La complication est la grande arme utilisée par les organismes publics pour légitimer leur accroissement incessant. Un règlement supplémentaire justifie l’existence des fonctionnaires qui l’ont édicté, rend nécessaire l’embauche de nouveaux pour en contrôler l’application et surtout crée un rideau de fumée permettant une mise à distance du reste de la société incapable d’en comprendre l’inutilité.
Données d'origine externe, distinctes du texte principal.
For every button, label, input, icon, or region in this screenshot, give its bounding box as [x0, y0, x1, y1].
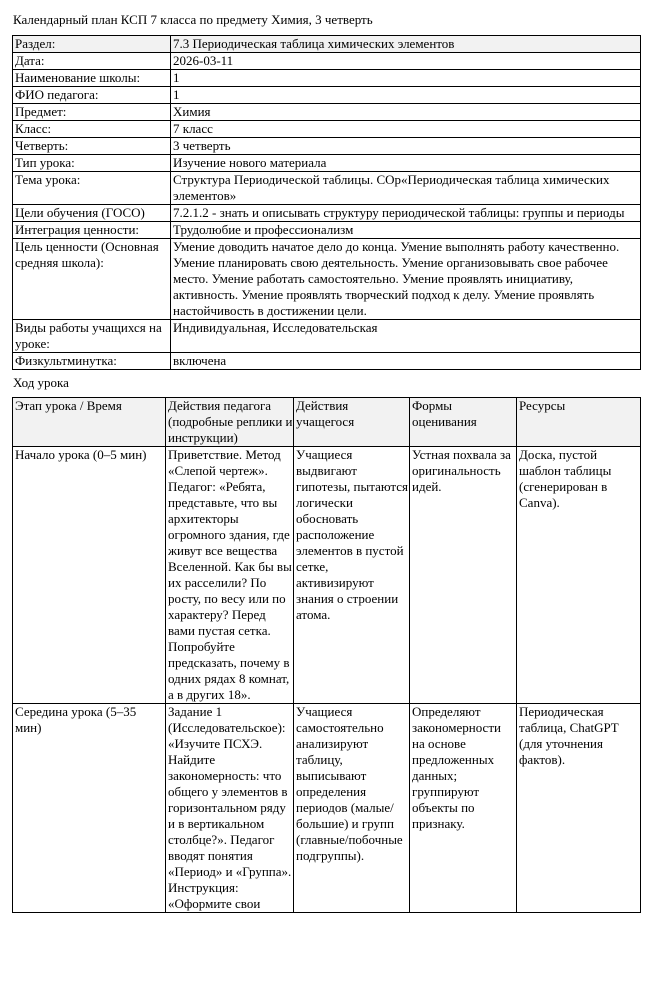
meta-key: Виды работы учащихся на уроке: — [13, 320, 171, 353]
plan-row — [13, 704, 641, 913]
plan-row — [13, 447, 641, 704]
meta-value: Умение доводить начатое дело до конца. Умение выполнять работу качественно. Умение планировать свою деятельность. Умение организовывать свое рабочее место. Умение работать самостоятельно. Умение проявлять инициативу, активность. Умение проявлять творческий подход к делу. Умение проявлять настойчивость в достижении цели. — [171, 239, 641, 320]
meta-key: Раздел: — [13, 36, 171, 53]
meta-row — [13, 104, 641, 121]
meta-row — [13, 121, 641, 138]
header-resources: Ресурсы — [517, 398, 641, 447]
header-stage: Этап урока / Время — [13, 398, 166, 447]
meta-value: 7.3 Периодическая таблица химических элементов — [171, 36, 641, 53]
meta-row — [13, 172, 641, 205]
lesson-info-table — [12, 35, 641, 370]
meta-row — [13, 205, 641, 222]
meta-key: Предмет: — [13, 104, 171, 121]
stage-cell: Середина урока (5–35 мин) — [13, 704, 166, 913]
meta-row — [13, 36, 641, 53]
meta-key: ФИО педагога: — [13, 87, 171, 104]
meta-value: 1 — [171, 70, 641, 87]
meta-key: Дата: — [13, 53, 171, 70]
meta-row — [13, 87, 641, 104]
meta-key: Класс: — [13, 121, 171, 138]
resources-cell: Доска, пустой шаблон таблицы (сгенерирован в Canva). — [517, 447, 641, 704]
teacher-cell: Приветствие. Метод «Слепой чертеж». Педагог: «Ребята, представьте, что вы архитекторы огромного здания, где живут все вещества Вселенной. Как бы вы их расселили? По росту, по весу или по характеру? Перед вами пустая сетка. Попробуйте предсказать, почему в одних рядах 8 комнат, а в других 18». — [166, 447, 294, 704]
meta-row — [13, 53, 641, 70]
meta-value: 2026-03-11 — [171, 53, 641, 70]
meta-value: 7 класс — [171, 121, 641, 138]
meta-key: Цели обучения (ГОСО) — [13, 205, 171, 222]
meta-value: Индивидуальная, Исследовательская — [171, 320, 641, 353]
meta-value: Химия — [171, 104, 641, 121]
stage-cell: Начало урока (0–5 мин) — [13, 447, 166, 704]
meta-row — [13, 320, 641, 353]
meta-row — [13, 222, 641, 239]
meta-value: Изучение нового материала — [171, 155, 641, 172]
meta-key: Наименование школы: — [13, 70, 171, 87]
lesson-plan-table — [12, 397, 641, 913]
header-assessment: Формы оценивания — [410, 398, 517, 447]
header-student: Действия учащегося — [294, 398, 410, 447]
assessment-cell: Определяют закономерности на основе предложенных данных; группируют объекты по признаку. — [410, 704, 517, 913]
header-teacher: Действия педагога (подробные реплики и инструкции) — [166, 398, 294, 447]
meta-value: 3 четверть — [171, 138, 641, 155]
resources-cell: Периодическая таблица, ChatGPT (для уточнения фактов). — [517, 704, 641, 913]
meta-value: 7.2.1.2 - знать и описывать структуру периодической таблицы: группы и периоды — [171, 205, 641, 222]
meta-row — [13, 138, 641, 155]
plan-header-row — [13, 398, 641, 447]
meta-key: Цель ценности (Основная средняя школа): — [13, 239, 171, 320]
meta-value: Структура Периодической таблицы. СОр«Периодическая таблица химических элементов» — [171, 172, 641, 205]
meta-row — [13, 70, 641, 87]
meta-value: включена — [171, 353, 641, 370]
meta-value: 1 — [171, 87, 641, 104]
document-title: Календарный план КСП 7 класса по предмету Химия, 3 четверть — [13, 12, 373, 27]
student-cell: Учащиеся самостоятельно анализируют таблицу, выписывают определения периодов (малые/большие) и групп (главные/побочные подгруппы). — [294, 704, 410, 913]
assessment-cell: Устная похвала за оригинальность идей. — [410, 447, 517, 704]
teacher-cell: Задание 1 (Исследовательское): «Изучите ПСХЭ. Найдите закономерность: что общего у элементов в горизонтальном ряду и в вертикальном столбце?». Педагог вводят понятия «Период» и «Группа». Инструкция: «Оформите свои — [166, 704, 294, 913]
meta-row — [13, 239, 641, 320]
meta-key: Тема урока: — [13, 172, 171, 205]
meta-row — [13, 353, 641, 370]
meta-key: Интеграция ценности: — [13, 222, 171, 239]
meta-key: Физкультминутка: — [13, 353, 171, 370]
meta-key: Четверть: — [13, 138, 171, 155]
meta-key: Тип урока: — [13, 155, 171, 172]
meta-row — [13, 155, 641, 172]
section-title: Ход урока — [13, 375, 69, 390]
meta-value: Трудолюбие и профессионализм — [171, 222, 641, 239]
student-cell: Учащиеся выдвигают гипотезы, пытаются логически обосновать расположение элементов в пустой сетке, активизируют знания о строении атома. — [294, 447, 410, 704]
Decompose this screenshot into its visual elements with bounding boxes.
Pour ces raisons, et d’autres qu’il serait trop long de développer, les projets de simplification mènent presque immanquablement à plus de complications, et donc à plus de dépenses. Un exemple ? En 2013, le gouvernement avait annoncé qu’il allait déclencher un « choc de simplification » qui allait enfin clarifier et faciliter les relations des citoyens et des entreprises avec l’État. L’une des mesures fortes du projet était d’instituer la règle selon laquelle « le silence de l’administration face à une demande vaut acceptation ». Une révolution potentielle, puisqu’elle renversait la règle qui veut qu’un mutisme méprisant de l’administration soit une réponse − négative − suffisante aux demandes qu’on lui adresse. En faisant que le silence ne vaille plus rejet tacite mais acceptation, on bouleversait la charge de l’efficacité : l’État était tenu de réagir aux demandes et de motiver son refus, à défaut duquel le citoyen pouvait au bout de deux mois seulement considérer sa demande comme acceptée ! Une innovation qui aurait obligé l’État à beaucoup se remettre en cause. C’est pourquoi il ne pouvait laisser faire. Les administrations centrales ont mis à profit les décrets d’application pour fixer des milliers d’exceptions au principe fixé par la loi, en déni complet de la volonté du législateur. Le délai de deux mois a même été repoussé, selon les cas, jusqu’à neuf mois. Celui qui voudra comprendre quelque chose à ces exceptions devra se reporter à un tableau de plus de cent pages accessible en ligne. L’ensemble est plus abstrus qu’un indicateur des chemins de fer. Sur plus de 3 600 procédures nécessitant une demande d’autorisation auprès de l’administration, seulement un tiers peuvent bénéficier de la nouvelle règle, et seulement 730 dans le délai de deux mois prévu initialement. Ainsi périt la volonté politique de simplification et les fantasmes de synergies lors des réorganisations.